Från: Christophe Willemsen Skickat: den 28 januari 2018 20:27 Till: graphaware/neo4j-nlp Kopia: AndreasHenningsson; Mention Ämne: Re: [graphaware/neo4j-nlp] ga.nlp.ml.word2vec.attach givesjava.lang.RuntimeException: Error (#52)

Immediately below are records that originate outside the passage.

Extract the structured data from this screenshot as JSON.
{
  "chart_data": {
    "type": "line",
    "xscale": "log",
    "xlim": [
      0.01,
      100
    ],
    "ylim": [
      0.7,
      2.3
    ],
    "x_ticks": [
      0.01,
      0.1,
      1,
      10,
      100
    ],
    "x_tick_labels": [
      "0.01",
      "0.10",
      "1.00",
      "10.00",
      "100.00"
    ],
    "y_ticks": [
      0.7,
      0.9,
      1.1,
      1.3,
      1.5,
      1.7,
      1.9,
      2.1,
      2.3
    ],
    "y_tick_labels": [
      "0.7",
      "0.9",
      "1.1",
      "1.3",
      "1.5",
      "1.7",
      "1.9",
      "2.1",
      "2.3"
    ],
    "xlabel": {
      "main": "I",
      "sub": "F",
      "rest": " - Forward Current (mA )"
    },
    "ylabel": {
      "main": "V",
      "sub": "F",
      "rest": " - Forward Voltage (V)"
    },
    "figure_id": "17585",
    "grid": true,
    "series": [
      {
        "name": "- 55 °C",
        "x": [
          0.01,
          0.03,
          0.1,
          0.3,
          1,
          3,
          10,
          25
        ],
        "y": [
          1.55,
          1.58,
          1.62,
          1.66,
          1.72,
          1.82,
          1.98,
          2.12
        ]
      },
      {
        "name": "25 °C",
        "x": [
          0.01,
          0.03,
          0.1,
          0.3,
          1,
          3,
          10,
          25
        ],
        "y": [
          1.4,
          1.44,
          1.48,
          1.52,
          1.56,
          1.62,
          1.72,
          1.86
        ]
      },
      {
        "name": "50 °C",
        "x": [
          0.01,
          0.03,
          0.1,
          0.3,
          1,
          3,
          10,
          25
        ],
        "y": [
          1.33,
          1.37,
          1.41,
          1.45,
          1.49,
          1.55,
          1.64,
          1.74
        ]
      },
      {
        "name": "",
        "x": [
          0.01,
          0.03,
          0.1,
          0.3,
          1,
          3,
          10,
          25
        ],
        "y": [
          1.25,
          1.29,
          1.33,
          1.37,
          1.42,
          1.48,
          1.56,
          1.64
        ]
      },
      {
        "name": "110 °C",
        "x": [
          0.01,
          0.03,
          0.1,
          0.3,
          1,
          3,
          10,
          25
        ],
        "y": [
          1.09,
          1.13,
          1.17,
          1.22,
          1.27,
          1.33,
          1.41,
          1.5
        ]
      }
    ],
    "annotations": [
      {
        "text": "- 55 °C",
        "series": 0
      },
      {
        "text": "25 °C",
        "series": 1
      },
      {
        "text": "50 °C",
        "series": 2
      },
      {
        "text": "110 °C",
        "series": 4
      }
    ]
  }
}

Hi @AndreasHenningsson I think this process should be better documented. The attach method is meant to add the vector of a word to the corresponding node. For that, an existing vectors model should exist. We recommend ( and tested ) ConceptNet Numberbatch (Word2Vec) : https://github.com/commonsense/conceptnet-numberbatch I extract the Swedish vectors, you can download it here : https://www.dropbox.com/s/co43akx8loidrww/swedishSource.zip?dl=0 How does it work ? Extract the zip in your import directory of neo4j. This will serve as the source, next the vectors should be added in a lucene index outside of neo4j. The following procedure will do exactly that where you provide the source and destination location : CALL ga.nlp.ml.word2vec.addModel( "/Users/ikwattro/dev/_graphs/nlp/import/swedishSource", "/Users/ikwattro/dev/_graphs/nlp/import/swedishIndex", "swedish-numberbatch" ) ( note that you need to provide the full path ) This should run relatively fast. You can then return the vectors or for example compute the similarity between two words based on this model : WITH ga.nlp.ml.word2vec.wordVector('äpple', 'swedish-numberbatch') AS appleVector, ga.nlp.ml.word2vec.wordVector('frukt', 'swedish-numberbatch') AS fruitVector RETURN ga.nlp.ml.similarity.cosine(appleVector, fruitVector) AS simil

╒══════════════════╕ │"simil" │ ╞══════════════════╡ │0.5729867131088588│ └──────────────────┘ — You are receiving this because you were mentioned. Reply to this email directly, view it on GitHub, or mute the thread.

ikwattro commented 6 years ago

Closing this issue as the documentation has been updated.